Consider the way in which courts in the Liebers’ time entertained claims arising out of the war. A decade before the conflict, in the case of Mitchell v. Harmony, Chief Justice Taney had held that “[nothing] short of an immediate and impending danger from the public enemy or an urgent necessity for the public service can justify the taking of private property by a military commander.”Footnote 186 In the aftermath of the war, an avalanche of cases tested Taney's standard in places where Union troops had lived and found the need for supplies. In Kentucky, the Court of Appeals reversed a judgment for Union soldiers who had been ordered to consume a civilian's store of corn and hay, holding that while “necessity could have excused the forcible use of the appellant's private property, the record in this case discloses no such necessity.”Footnote 187 The Supreme Courts of Georgia and North Carolina affirmed judgments for owners of horses taken by Union soldiers without proper showing of necessity.Footnote 188
Such cases restated a commonplace about public officials’ accountability in the era before the twentieth century. Executive officials who overstepped the bounds of necessity were subject to judicial review. As the Liebers had put it, an act afterward deemed unnecessary from the perspective of a reasonable citizen became unlawful, with all the attendant consequences.Footnote 189
Military officers who were found liable despite acting under orders or in good faith fulfillment of their duties were not necessarily left in the difficult position of paying for their patriotism. This was because Congress regularly passed special private acts to indemnify such officers. The Mitchell Court anticipated this practice, stating, “it is not for the court to say what protection or indemnity is due from the public to an officer who [has] trespassed on private rights. That question belongs to the political department of the government.”Footnote 190 Indeed, after Mitchell itself, Congress passed an act to “liquidate and satisfy” the judgment against the officer.Footnote 191 The key point here is that Congress's ability to indemnify officers on a case-by-case basis did not undo ex post facto review of acts said to have been warranted by the principle of necessity. Instead, indemnification gave both the courts and Congress shared responsibility in determining the propriety of the executive acts in any given emergency setting.

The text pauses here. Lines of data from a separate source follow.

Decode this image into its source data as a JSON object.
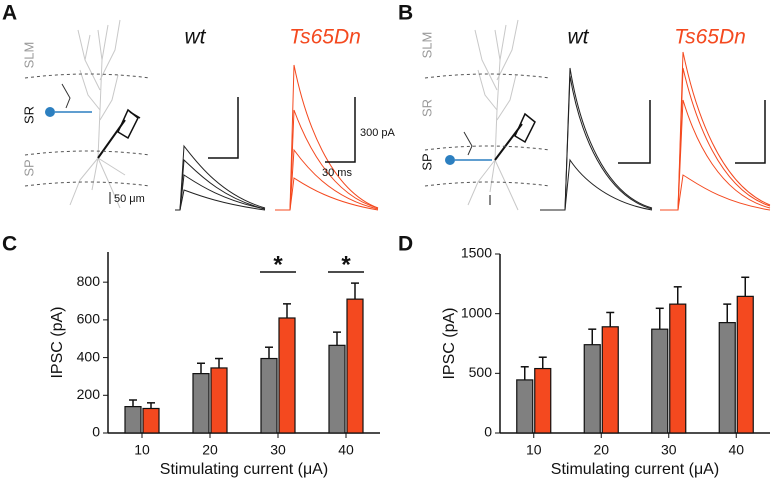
{
  "panels": [
    {
      "letter": "A",
      "labels": [
        "wt",
        "Ts65Dn"
      ],
      "layers": [
        "SLM",
        "SR",
        "SP"
      ],
      "scale_neuron": "50 μm",
      "scale_current": "300 pA",
      "scale_time": "30 ms"
    },
    {
      "letter": "B",
      "labels": [
        "wt",
        "Ts65Dn"
      ],
      "layers": [
        "SLM",
        "SR",
        "SP"
      ]
    }
  ],
  "chart_data": [
    {
      "type": "bar",
      "panel": "C",
      "xlabel": "Stimulating current (μA)",
      "ylabel": "IPSC (pA)",
      "categories": [
        "10",
        "20",
        "30",
        "40"
      ],
      "series": [
        {
          "color": "#808080",
          "values": [
            140,
            315,
            395,
            465
          ],
          "errors": [
            35,
            55,
            60,
            70
          ]
        },
        {
          "color": "#f4491f",
          "values": [
            130,
            345,
            610,
            710
          ],
          "errors": [
            30,
            50,
            75,
            85
          ]
        }
      ],
      "ylim": [
        0,
        960
      ],
      "yticks": [
        0,
        200,
        400,
        600,
        800
      ],
      "annotations": [
        {
          "text": "*",
          "at": "30"
        },
        {
          "text": "*",
          "at": "40"
        }
      ]
    },
    {
      "type": "bar",
      "panel": "D",
      "xlabel": "Stimulating current (μA)",
      "ylabel": "IPSC (pA)",
      "categories": [
        "10",
        "20",
        "30",
        "40"
      ],
      "series": [
        {
          "color": "#808080",
          "values": [
            445,
            740,
            870,
            925
          ],
          "errors": [
            110,
            130,
            175,
            155
          ]
        },
        {
          "color": "#f4491f",
          "values": [
            540,
            890,
            1080,
            1145
          ],
          "errors": [
            95,
            120,
            145,
            160
          ]
        }
      ],
      "ylim": [
        0,
        1500
      ],
      "yticks": [
        0,
        500,
        1000,
        1500
      ]
    }
  ]
}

A similar regime existed in the law of war at sea. Federal courts sitting as prize courts adjudicated the lawfulness of naval vessels’ captures on the high seas. During the Civil War, the Supreme Court carved out new authority for the Union navy. But that did not prevent courts from ruling against naval officers in any number of cases during the period.Footnote 192
The Liebers’ account of emergency measures during the Civil War and its aftermath arose out of the world in which such cases reviewing the use of force were standard operating procedure. The Liebers were thus able to propound a fierce executive emergency power appropriate for the emergency at hand, while nonetheless insisting on actually existing and institutionally enforceable limits.Footnote 193 Their standard of reasonableness invited courts to participate in the elaboration of those limits, but to do so in a way that respected the role of the executive in responding to the crisis of the moment. It was a vision informed simultaneously by an acute awareness of the gains achieved by executive power during the Civil War, and of the importance and the inevitability of limits.